I heard a woman's voice, sounding distant. Julie probably held the phone at her side because the sounds alternately were louder then quiet, as though she was moving. Someone said, '... not worth it. You shouldn't ...' Then the voice faded.

I suddenly heard Julie. She didn't speak directly into the phone but her voice was louder and clearer. "We need to discuss this. Why are you so upset? He said you didn't mind. Rita--"

A sharp noise buzzed through the phone, making me jerk it away from my ear. Then it was repeated, a popping sound echoed in my head. I thought I recognized that distinctive sound.

"Oh, shit." I glanced at the map and made a left turn, but realized quickly that was wrong when I saw busy Interstate 35 in the distance. That highway didn't appear on Julie's map. "Julie! Julie, are you there?"

The only sound I heard from the phone was footsteps and moaning.

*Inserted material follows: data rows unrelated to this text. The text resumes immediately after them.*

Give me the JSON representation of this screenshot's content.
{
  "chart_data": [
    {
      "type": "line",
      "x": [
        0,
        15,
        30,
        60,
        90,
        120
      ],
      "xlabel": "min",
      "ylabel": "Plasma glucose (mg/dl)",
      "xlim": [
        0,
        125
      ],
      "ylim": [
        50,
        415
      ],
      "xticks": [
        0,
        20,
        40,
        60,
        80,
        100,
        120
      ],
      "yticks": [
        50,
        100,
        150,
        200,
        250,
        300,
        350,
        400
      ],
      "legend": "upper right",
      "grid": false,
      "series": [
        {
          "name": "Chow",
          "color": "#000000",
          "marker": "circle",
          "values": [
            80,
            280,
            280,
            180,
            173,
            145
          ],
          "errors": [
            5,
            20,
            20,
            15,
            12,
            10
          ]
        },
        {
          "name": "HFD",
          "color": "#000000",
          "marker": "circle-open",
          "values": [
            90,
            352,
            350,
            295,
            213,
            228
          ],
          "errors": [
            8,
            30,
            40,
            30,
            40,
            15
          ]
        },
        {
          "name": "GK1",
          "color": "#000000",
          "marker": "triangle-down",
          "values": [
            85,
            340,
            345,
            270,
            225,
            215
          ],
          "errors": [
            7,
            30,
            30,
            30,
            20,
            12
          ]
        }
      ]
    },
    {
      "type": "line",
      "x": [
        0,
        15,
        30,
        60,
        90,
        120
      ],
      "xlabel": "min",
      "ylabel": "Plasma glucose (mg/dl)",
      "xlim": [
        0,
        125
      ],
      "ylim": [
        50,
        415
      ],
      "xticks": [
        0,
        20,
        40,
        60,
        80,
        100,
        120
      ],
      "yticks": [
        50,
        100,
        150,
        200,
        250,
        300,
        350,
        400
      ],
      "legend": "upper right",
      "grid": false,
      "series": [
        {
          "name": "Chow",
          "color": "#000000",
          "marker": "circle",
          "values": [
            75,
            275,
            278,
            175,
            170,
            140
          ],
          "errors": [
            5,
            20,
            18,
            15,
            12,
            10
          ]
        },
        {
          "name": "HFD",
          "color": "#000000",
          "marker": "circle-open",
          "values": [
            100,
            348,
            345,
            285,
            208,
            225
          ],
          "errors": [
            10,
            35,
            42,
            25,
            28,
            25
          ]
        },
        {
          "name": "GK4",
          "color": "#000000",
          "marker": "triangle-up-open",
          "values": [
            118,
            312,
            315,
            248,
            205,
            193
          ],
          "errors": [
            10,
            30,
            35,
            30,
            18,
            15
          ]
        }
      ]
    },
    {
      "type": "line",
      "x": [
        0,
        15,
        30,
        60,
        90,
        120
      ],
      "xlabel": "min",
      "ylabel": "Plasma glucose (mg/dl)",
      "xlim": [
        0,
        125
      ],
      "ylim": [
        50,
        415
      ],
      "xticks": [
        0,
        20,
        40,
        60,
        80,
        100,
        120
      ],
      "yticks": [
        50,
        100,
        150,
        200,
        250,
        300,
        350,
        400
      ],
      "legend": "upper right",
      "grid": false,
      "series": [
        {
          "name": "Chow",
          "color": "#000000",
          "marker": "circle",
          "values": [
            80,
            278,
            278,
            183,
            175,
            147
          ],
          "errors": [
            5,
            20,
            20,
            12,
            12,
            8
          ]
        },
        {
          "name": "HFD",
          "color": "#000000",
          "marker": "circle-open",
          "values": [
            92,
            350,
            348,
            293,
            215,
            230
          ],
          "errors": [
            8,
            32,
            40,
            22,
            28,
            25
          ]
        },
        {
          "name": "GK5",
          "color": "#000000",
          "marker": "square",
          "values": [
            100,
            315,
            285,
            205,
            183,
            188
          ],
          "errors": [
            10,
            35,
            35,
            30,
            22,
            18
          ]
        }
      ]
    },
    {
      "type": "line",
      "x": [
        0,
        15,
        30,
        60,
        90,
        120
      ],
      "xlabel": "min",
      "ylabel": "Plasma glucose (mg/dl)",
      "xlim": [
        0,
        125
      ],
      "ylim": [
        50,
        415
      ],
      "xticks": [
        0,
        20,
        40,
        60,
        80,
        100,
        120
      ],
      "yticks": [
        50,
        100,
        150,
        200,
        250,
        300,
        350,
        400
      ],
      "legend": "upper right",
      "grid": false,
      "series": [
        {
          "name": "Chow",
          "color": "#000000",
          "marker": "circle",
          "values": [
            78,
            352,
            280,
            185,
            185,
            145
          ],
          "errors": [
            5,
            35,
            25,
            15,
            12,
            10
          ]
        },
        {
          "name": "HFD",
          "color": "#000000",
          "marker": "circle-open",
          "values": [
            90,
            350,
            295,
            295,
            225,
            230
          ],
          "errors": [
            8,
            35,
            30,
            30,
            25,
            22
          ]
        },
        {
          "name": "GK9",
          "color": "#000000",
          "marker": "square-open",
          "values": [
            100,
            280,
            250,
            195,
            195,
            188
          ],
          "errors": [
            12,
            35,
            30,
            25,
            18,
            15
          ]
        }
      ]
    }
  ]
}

"Julie? Julie, what's going on?" I turned around in someone's driveway and headed back the way I came, losing precious moments as I hesitated at street corners, looking for Roselawn Street. I made another wrong turn and it took me three or more minutes to discover I was in a looping cul-de-sac with no outlet. I retraced my path, made a wrong turn but quickly corrected myself before finally finding Roselawn. I made a left onto 86th Avenue, a broad street overhung with tall trees giving it a tunnel-like feeling and trolled slowly down the dark street, peering at house numbers.

I pulled up to 4640, my phone still pressed to my ear. The open front door spilled light out onto the stoop, illuminating the woman sprawled on the porch. I raced up the front sidewalk but I suspected I was too late when I saw the blood pooling around her head.

Then I saw the wound on her chest, high above her neckline and under what was her chin. The chin was gone, and so was most of her throat.

It appeared the conference curse was alive and well, but I was pretty sure Julie Garza was dead.